Index of /pub/jdd/scsiping

@tubetime also you're more brave than I would be. I'd install SunOS 4, especially with only 12MB RAM. (I ran Solaris 2.5.1 back in the day, but it was on sun4u machines with at least 128MB RAM!)
@tubetime you just need to port solaris 10 to it and then as long as the memory error is not in kernel memory the process would be killed and the location blacklisted.

@tubetime owo...

i hope you saw @ncommander 's #Solaris livestreams...

@tubetime I like how "WARNING" is all caps and "panic" is kept on the down-low with no caps.

I guess 'panic' has another meaning than what is coming to mind.

@tubetime
It has been years since I last saw
le0 no carrier log messages.

Thanks for that!

@tubetime ahh!! Boosted because of #Forth! Haven’t thought about it for a long time. Used to use it a bunch a long time ago. Once had a function named “exist”, later wrote a loop: “do i exist” … Simple pleasures.
@tubetime once wrote a simple Forth-like language I called “go” written in 68000 assembler that interactively compiled lines directly to 68000 machine code. Ran on an original Mac 128k ;-)
@stepheneb @tubetime yeah forth is so easy to bootstrap. I think I had a small forth-ish for 6502 based on reading about it in Byte. I was so happy when Apple and Sun bundled forth as boot loaders. Also tube time should do a Sun 4/260. That was my first Unix machine, got surplus and loaded it down with internet software in mid 90s. The lights flickered when it powered on.
@jayalane @tubetime I remember writing applications with GraForth on the Apple ][ ;-)
@stepheneb @tubetime ahh GraForth!
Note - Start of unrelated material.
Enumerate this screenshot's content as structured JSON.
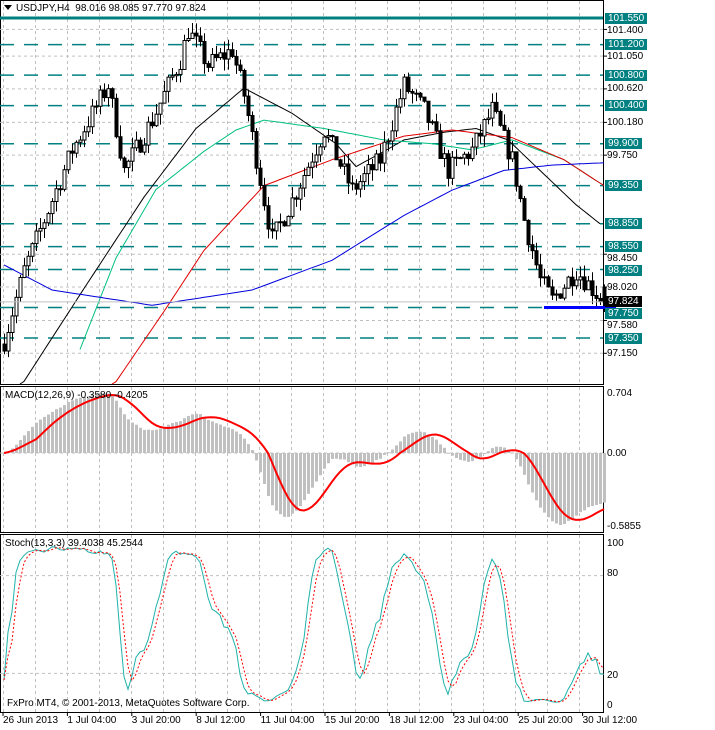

That concept hasn’t been active in my brain for decades, and all I can concretely remember is a feeling of happiness and a love of parabolas and hyperbolas.
@tubetime fun, will probably have to do something similar to get my flea market find (a SparcStation IPX) running, turns out the console cable I bought is horribly broken (it has *really* high resistance between the pins on the DB-9 and the DIN for some reason) so the console output is "absolutely mangled" to the point of regularly dropping bits. The general structure is correct, and the occasional word (SelfTest FAILED surrounded by random mojibake-looking stuff) but it's utterly unusable. I probed it on the DB-9 end and it was barely signalling at all, even with the line driver set at the full +-12v of RS232. Almost as if the cable itself is actually *broken* internally...

@tubetime I had to do this for my lunchbox machines (an IPX and an LX)

But for my Sun Blade 100, I had to do a whole different thing to recover the IDPROM

of the three machines, only the IPX got a modern IDPROM replacement. The others have CR2032s with holders hacked in. :o( (though not the Duct Tape Special you had!)

@tubetime Check the RAM. Bad modules can cause the "bad trap" error in Solaris on SPARC, although other things can, too.
@tubetime What you need is a Belkin F1DE083UK - adapts to a PS/2 keyboard fine, also cheap, but I had no luck with the 13W3 to VGA connector - needed a separate adapter for that. There's also the Raritan APSSUN which may work better but was too expensive to ship to the UK, but not a problem for you?